8. So far as version of the appellant taken by him in his statement recorded under Section 342, Code of Criminal Procedure, is concerned, since the prosecution evidence is doubtful in nature, therefore, there is no need to discuss the defence version.

9. We have considered all the pros and cons of this case and have come to this irresistible conclusion that the prosecution could not prove its case against the appellant beyond any shadow of doubt. It is, by now well established principle of law that it is the prosecution, which has to prove its case against the accused by standing on its own legs and it cannot take any benefit from the weaknesses of the case of the defence. In the instant case, the prosecution remained failed to discharge its responsibility of proving the case against the appellant. It is also well established that if there is a single circumstance which creates doubt regarding the prosecution case, the same is sufficient to give benefit of doubt to the accused, whereas, the instant case is replete with number of circumstances which have created serious doubt about the prosecution story. In “Muhammad Akram versus The State” (2009 SCMR 230), the Hon'ble Supreme Court of Pakistan, at page 236, was pleased to observe as under:

“13. ... It is an axiomatic principle of law that in case of doubt, the benefit thereof must accrue in favour of the accused as matter of right and not of grace. It was observed by this Court in the case of Tariq Pervez v. The State 1995 SCMR 1345 that for giving the benefit of doubt, it was not necessary that there should be many circumstances creating doubts. If there is circumstance which created reasonable doubt in a prudent mind about the guilt of the accused, then the accused would be entitled to the benefit of doubt not as a matter of grace and concession but as a matter of right.”

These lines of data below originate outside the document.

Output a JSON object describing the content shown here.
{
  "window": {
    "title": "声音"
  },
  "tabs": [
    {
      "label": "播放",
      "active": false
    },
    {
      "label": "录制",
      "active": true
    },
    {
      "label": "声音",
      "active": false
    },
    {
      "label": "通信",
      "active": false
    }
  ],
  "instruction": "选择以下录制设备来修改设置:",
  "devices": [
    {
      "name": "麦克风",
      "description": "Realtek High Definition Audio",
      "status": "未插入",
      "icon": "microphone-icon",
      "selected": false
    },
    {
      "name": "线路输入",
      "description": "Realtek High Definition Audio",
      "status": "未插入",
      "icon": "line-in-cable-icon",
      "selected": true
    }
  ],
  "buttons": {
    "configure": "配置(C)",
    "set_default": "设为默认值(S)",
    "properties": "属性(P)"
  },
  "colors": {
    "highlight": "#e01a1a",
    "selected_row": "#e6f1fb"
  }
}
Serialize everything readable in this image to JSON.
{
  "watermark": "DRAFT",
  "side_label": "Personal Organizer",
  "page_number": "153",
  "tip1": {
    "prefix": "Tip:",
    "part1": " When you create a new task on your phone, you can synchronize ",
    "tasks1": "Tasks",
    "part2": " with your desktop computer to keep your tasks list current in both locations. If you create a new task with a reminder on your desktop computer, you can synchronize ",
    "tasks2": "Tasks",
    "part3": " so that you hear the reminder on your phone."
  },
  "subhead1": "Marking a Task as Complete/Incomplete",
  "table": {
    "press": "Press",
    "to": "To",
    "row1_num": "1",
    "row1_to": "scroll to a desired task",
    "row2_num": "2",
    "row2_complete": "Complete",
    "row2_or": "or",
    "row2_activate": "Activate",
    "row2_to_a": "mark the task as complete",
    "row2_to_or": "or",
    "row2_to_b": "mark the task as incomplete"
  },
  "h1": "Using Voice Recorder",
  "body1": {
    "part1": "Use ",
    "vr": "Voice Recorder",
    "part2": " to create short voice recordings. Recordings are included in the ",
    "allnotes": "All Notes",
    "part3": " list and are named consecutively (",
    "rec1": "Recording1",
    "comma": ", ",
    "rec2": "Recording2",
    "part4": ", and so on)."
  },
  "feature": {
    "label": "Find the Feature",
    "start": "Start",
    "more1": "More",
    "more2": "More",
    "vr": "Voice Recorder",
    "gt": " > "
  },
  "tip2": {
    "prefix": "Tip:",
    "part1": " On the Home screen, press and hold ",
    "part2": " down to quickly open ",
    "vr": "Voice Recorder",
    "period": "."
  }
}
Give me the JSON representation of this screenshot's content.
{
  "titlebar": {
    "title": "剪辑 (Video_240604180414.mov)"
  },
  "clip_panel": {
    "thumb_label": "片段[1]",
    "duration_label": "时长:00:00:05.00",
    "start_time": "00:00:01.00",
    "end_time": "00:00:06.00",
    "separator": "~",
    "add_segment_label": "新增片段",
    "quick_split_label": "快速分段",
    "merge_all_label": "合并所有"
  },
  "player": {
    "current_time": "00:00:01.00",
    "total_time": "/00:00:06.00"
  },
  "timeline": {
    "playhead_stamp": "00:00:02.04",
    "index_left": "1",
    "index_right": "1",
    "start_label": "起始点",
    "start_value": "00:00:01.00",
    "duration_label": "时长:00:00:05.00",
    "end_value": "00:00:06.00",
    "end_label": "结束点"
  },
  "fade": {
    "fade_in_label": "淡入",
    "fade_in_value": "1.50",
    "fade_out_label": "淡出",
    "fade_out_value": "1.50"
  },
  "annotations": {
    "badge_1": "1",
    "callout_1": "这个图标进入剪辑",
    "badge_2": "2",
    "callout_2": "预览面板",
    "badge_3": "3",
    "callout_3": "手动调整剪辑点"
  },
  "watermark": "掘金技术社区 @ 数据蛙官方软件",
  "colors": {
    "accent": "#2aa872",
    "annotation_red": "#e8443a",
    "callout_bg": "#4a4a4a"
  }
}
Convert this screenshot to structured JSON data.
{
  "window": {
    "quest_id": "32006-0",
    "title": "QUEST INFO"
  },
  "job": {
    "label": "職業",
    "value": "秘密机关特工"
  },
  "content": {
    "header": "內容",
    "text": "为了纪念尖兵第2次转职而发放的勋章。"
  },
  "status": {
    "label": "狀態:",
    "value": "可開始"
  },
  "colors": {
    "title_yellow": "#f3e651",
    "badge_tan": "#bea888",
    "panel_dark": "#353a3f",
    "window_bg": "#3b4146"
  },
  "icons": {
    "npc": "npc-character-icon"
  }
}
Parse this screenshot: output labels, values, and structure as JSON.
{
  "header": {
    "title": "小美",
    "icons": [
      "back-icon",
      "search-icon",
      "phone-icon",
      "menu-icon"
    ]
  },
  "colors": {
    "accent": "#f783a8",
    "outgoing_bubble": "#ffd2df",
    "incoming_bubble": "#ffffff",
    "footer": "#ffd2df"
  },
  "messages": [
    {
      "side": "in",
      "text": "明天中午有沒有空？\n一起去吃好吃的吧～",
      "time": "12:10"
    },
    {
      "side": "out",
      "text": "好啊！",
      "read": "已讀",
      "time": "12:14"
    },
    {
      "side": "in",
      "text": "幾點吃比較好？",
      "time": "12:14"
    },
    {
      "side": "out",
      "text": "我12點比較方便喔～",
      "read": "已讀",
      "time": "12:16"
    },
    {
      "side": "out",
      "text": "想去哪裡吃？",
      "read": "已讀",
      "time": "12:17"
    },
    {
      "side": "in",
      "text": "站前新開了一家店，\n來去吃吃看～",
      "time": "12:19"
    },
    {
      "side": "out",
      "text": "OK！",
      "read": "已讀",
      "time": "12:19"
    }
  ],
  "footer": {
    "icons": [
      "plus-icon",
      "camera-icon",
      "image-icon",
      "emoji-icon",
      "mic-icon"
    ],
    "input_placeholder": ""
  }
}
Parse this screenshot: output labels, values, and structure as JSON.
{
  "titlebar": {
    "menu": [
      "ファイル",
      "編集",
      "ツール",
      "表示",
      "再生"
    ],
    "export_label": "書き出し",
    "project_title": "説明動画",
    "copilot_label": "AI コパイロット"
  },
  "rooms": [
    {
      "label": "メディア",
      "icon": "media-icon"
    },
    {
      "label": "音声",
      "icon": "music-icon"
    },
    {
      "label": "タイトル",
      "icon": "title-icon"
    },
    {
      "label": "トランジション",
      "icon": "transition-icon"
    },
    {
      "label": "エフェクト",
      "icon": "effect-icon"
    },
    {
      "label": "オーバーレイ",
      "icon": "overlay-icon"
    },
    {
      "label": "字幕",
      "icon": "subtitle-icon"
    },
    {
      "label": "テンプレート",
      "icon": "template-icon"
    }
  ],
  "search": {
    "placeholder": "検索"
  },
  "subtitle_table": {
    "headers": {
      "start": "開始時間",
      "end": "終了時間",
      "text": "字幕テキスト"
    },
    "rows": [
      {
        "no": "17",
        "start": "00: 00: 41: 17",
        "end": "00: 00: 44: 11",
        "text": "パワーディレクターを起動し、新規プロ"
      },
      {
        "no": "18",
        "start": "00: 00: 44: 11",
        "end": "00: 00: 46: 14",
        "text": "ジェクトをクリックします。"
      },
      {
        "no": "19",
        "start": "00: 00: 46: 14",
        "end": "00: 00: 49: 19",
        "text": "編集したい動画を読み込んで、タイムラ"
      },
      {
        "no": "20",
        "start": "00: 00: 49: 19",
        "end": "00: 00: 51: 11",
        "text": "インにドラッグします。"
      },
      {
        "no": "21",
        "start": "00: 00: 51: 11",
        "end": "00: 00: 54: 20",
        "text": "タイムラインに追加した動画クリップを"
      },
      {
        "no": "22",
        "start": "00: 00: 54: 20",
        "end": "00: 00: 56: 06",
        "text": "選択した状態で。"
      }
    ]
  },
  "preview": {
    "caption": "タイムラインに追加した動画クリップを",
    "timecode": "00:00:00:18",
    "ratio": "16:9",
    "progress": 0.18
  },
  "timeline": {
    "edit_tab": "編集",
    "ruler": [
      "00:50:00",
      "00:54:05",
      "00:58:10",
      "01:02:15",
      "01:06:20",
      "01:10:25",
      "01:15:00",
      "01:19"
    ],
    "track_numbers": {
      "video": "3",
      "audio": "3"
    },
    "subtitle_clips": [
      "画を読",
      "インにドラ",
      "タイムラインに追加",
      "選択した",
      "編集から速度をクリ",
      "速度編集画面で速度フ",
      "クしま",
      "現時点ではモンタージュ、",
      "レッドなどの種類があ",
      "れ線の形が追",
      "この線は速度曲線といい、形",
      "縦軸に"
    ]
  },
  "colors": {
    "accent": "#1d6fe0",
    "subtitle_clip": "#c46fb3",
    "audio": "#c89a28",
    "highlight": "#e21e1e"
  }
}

10. For the foregoing reasons, Criminal Appeal No. 286-J of 2014 filed by the appellant is allowed, convictions and sentences awarded to him vide judgment dated 11.04.2014 passed by the learned Addl Sessions Judge, Faisalabad are set aside and Muhammad Arif (appellant) is acquitted of the charges while extending him benefit of doubt. The appellant is in jail. He shall be released forthwith if not required to be detained in any other case.

11. Murder Reference No. 305 of 2014 is answered in the NEGATIVE and the sentence of death awarded to Muhammad Arif (convict) is NOT CONFIRMED.